Separating business and personal data

The ability to remotely lock or wipe devices is useful, but it is important to consider that the requirements and expectations of the business may differ from that of the employee. For example, the business might be inclined towards wiping phones as soon as they are reported lost. But someone who has just photographed their newborn child and lost their phone on the way home from the hospital before the shots are backed up might prefer to hold off until they feel sure it isn't going to be recovered or returned. (Yes, we know that mobiles can be backed up on the move, but not everybody does that.)

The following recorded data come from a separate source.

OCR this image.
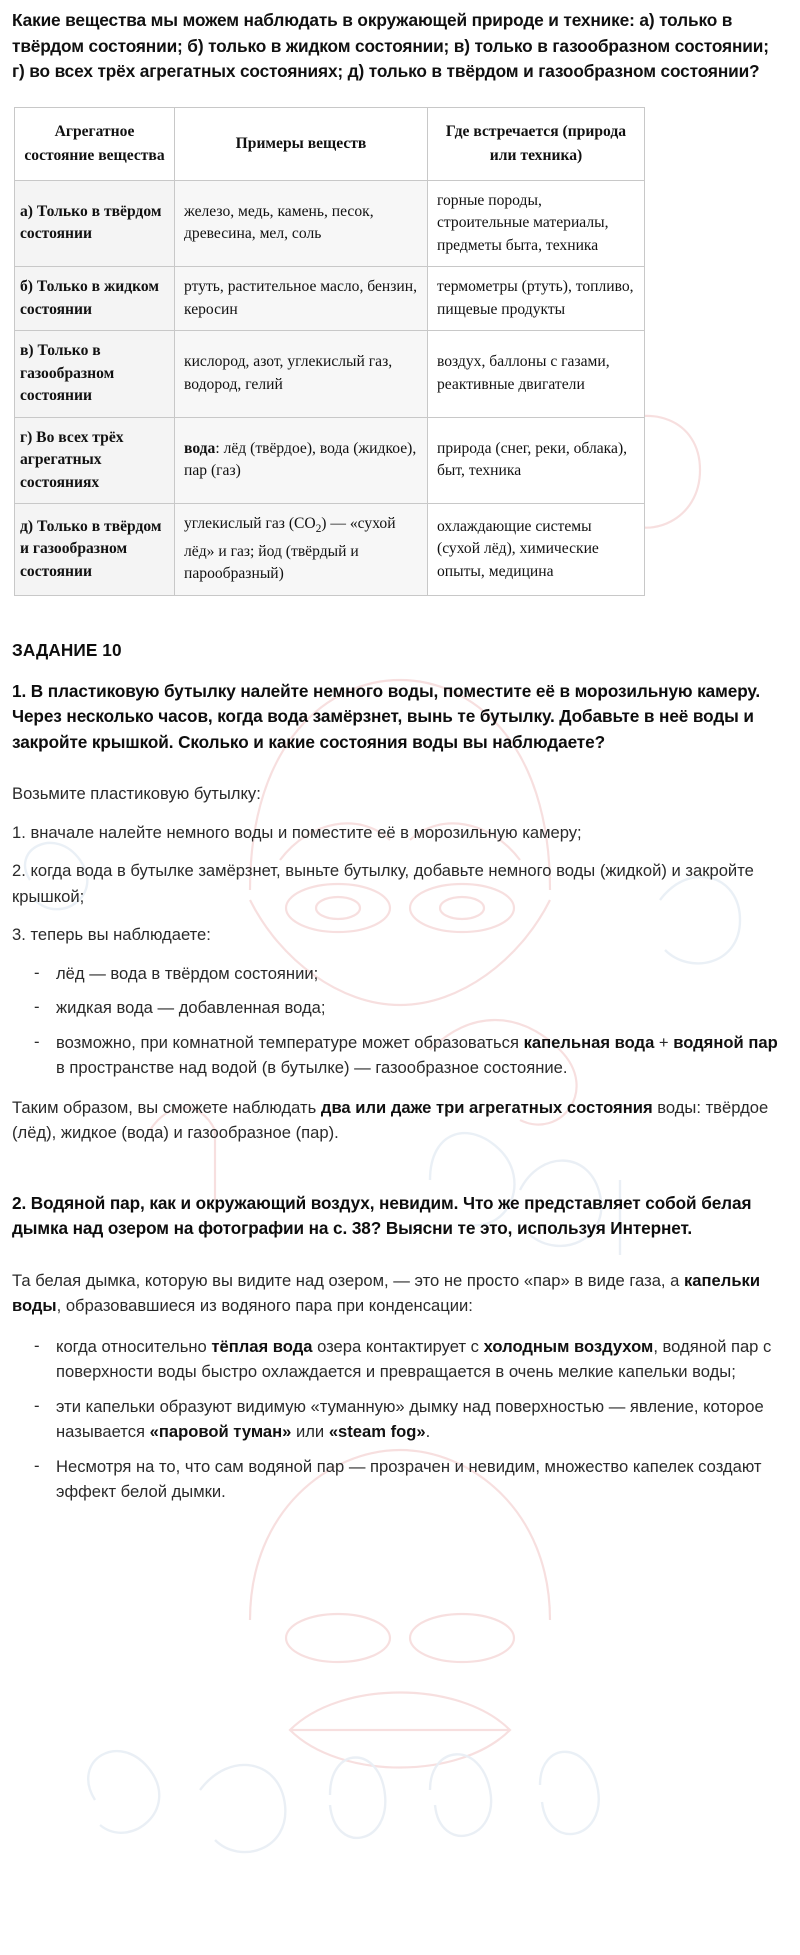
Какие вещества мы можем наблюдать в окружающей природе и технике: а) только в твёрдом состоянии; б) только в жидком состоянии; в) только в газообразном состоянии; г) во всех трёх агрегатных состояниях; д) только в твёрдом и газообразном состоянии?

Агрегатное состояние вещества	Примеры веществ	Где встречается (природа или техника)
а) Только в твёрдом состоянии	железо, медь, камень, песок, древесина, мел, соль	горные породы, строительные материалы, предметы быта, техника
б) Только в жидком состоянии	ртуть, растительное масло, бензин, керосин	термометры (ртуть), топливо, пищевые продукты
в) Только в газообразном состоянии	кислород, азот, углекислый газ, водород, гелий	воздух, баллоны с газами, реактивные двигатели
г) Во всех трёх агрегатных состояниях	вода: лёд (твёрдое), вода (жидкое), пар (газ)	природа (снег, реки, облака), быт, техника
д) Только в твёрдом и газообразном состоянии	углекислый газ $(CO_2)$ — «сухой лёд» и газ; йод (твёрдый и парообразный)	охлаждающие системы (сухой лёд), химические опыты, медицина
ЗАДАНИЕ 10

1. В пластиковую бутылку налейте немного воды, поместите её в морозильную камеру. Через несколько часов, когда вода замёрзнет, вынь те бутылку. Добавьте в неё воды и закройте крышкой. Сколько и какие состояния воды вы наблюдаете?

Возьмите пластиковую бутылку:

1. вначале налейте немного воды и поместите её в морозильную камеру;

2. когда вода в бутылке замёрзнет, выньте бутылку, добавьте немного воды (жидкой) и закройте крышкой;

3. теперь вы наблюдаете:

- лёд — вода в твёрдом состоянии;
- жидкая вода — добавленная вода;
- возможно, при комнатной температуре может образоваться капельная вода + водяной пар в пространстве над водой (в бутылке) — газообразное состояние.

Таким образом, вы сможете наблюдать два или даже три агрегатных состояния воды: твёрдое (лёд), жидкое (вода) и газообразное (пар).

2. Водяной пар, как и окружающий воздух, невидим. Что же представляет собой белая дымка над озером на фотографии на с. 38? Выясни те это, используя Интернет.

Та белая дымка, которую вы видите над озером, — это не просто «пар» в виде газа, а капельки воды, образовавшиеся из водяного пара при конденсации:

- когда относительно тёплая вода озера контактирует с холодным воздухом, водяной пар с поверхности воды быстро охлаждается и превращается в очень мелкие капельки воды;
- эти капельки образуют видимую «туманную» дымку над поверхностью — явление, которое называется «паровой туман» или «steam fog».
- Несмотря на то, что сам водяной пар — прозрачен и невидим, множество капелек создают эффект белой дымки.
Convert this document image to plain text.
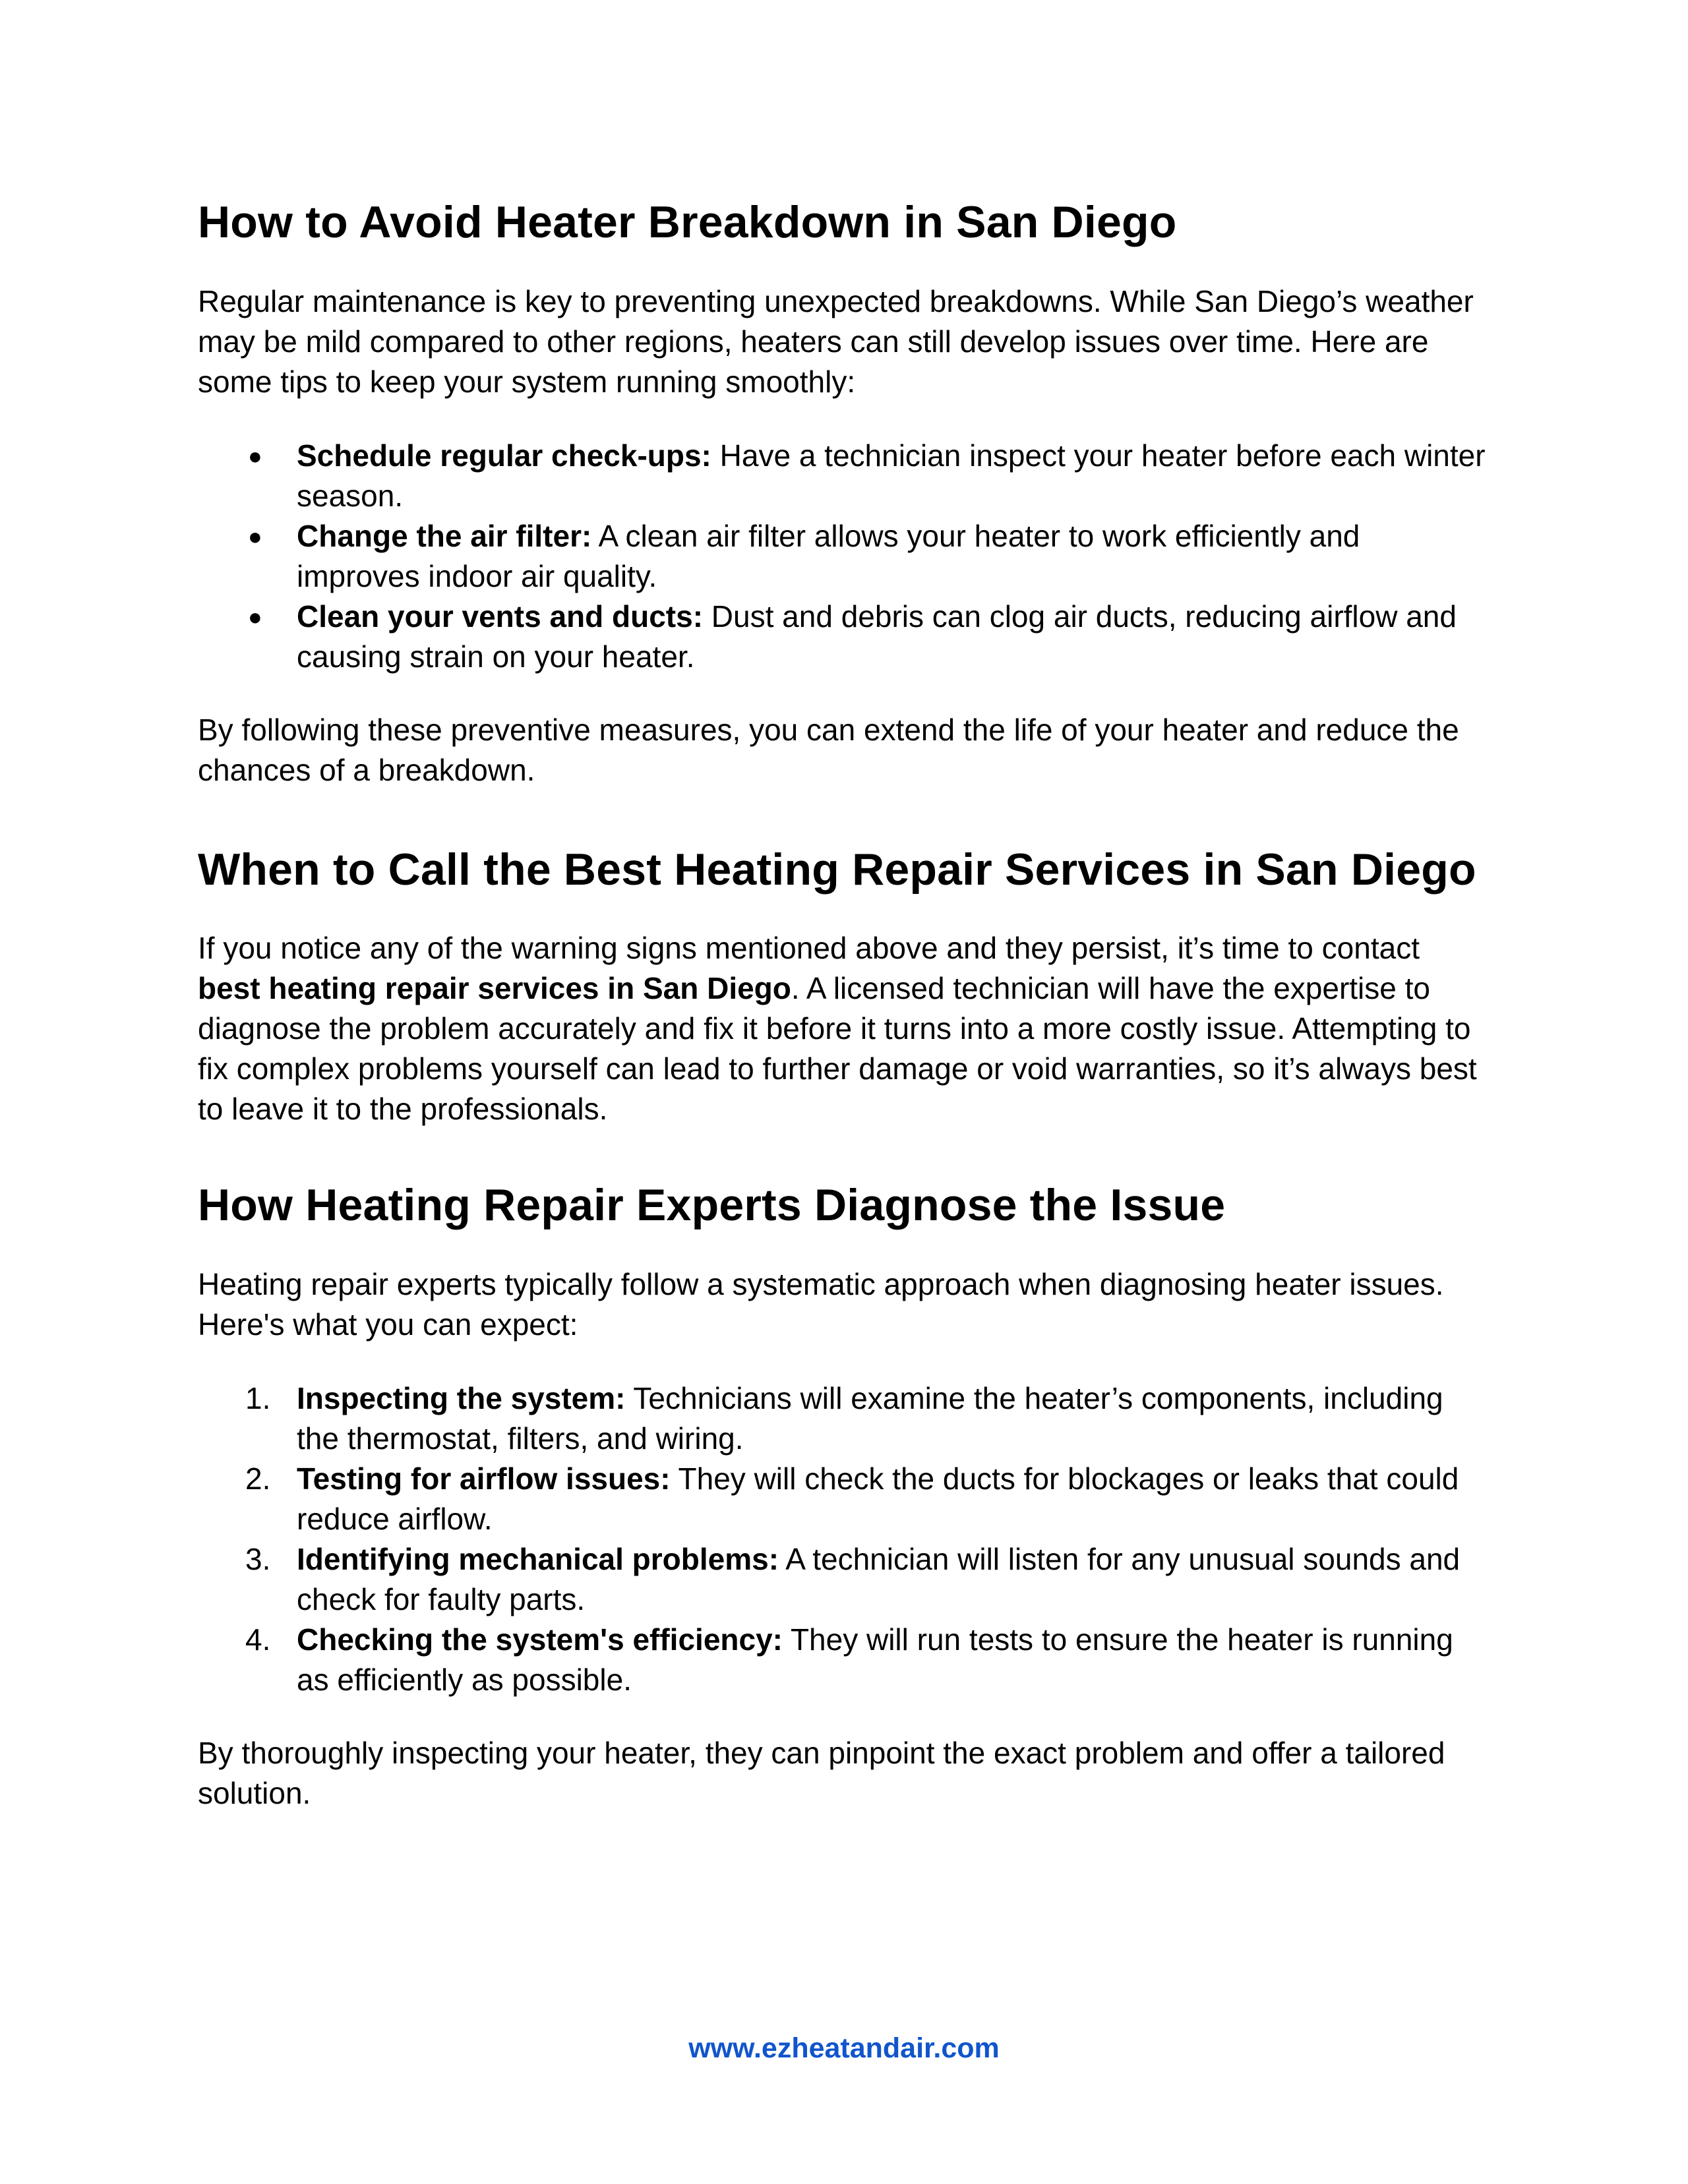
How to Avoid Heater Breakdown in San Diego

Regular maintenance is key to preventing unexpected breakdowns. While San Diego’s weather may be mild compared to other regions, heaters can still develop issues over time. Here are some tips to keep your system running smoothly:

● Schedule regular check-ups: Have a technician inspect your heater before each winter season.
● Change the air filter: A clean air filter allows your heater to work efficiently and improves indoor air quality.
● Clean your vents and ducts: Dust and debris can clog air ducts, reducing airflow and causing strain on your heater.

By following these preventive measures, you can extend the life of your heater and reduce the chances of a breakdown.

When to Call the Best Heating Repair Services in San Diego

If you notice any of the warning signs mentioned above and they persist, it’s time to contact best heating repair services in San Diego. A licensed technician will have the expertise to diagnose the problem accurately and fix it before it turns into a more costly issue. Attempting to fix complex problems yourself can lead to further damage or void warranties, so it’s always best to leave it to the professionals.

How Heating Repair Experts Diagnose the Issue

Heating repair experts typically follow a systematic approach when diagnosing heater issues. Here's what you can expect:

1. Inspecting the system: Technicians will examine the heater’s components, including the thermostat, filters, and wiring.
2. Testing for airflow issues: They will check the ducts for blockages or leaks that could reduce airflow.
3. Identifying mechanical problems: A technician will listen for any unusual sounds and check for faulty parts.
4. Checking the system's efficiency: They will run tests to ensure the heater is running as efficiently as possible.

By thoroughly inspecting your heater, they can pinpoint the exact problem and offer a tailored solution.

www.ezheatandair.com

So an MDM should be able to treat business and personal data separately. One way this can be achieved is to quarantine business data in encrypted containers that are only accessible from specific and managed apps. An example is the Dynamics system that became part of BlackBerry's range when that company acquired Good in 2015.

Rolling out MDM

It’s important to choose the right MDM for your business – and again, there are several others to pick from, not just those covered above – and then implement suitable policies for your circumstances. For example, if you take a Bring Your Own Device (BYOD) approach and don’t contribute anything to employees’ phone costs, then it’s difficult to insist that you have tight controls over what staff install on their devices.

But used correctly, an MDM will help secure your business data and may provide productivity benefits.

There might be some pushback from employees, especially those who don't even take the basic step of protecting their devices with passcodes, in which case it's worth reminding them that at least some of the settings you're enforcing make their own data safer too. It may also make it quicker and easier to install the set of apps that they need for work.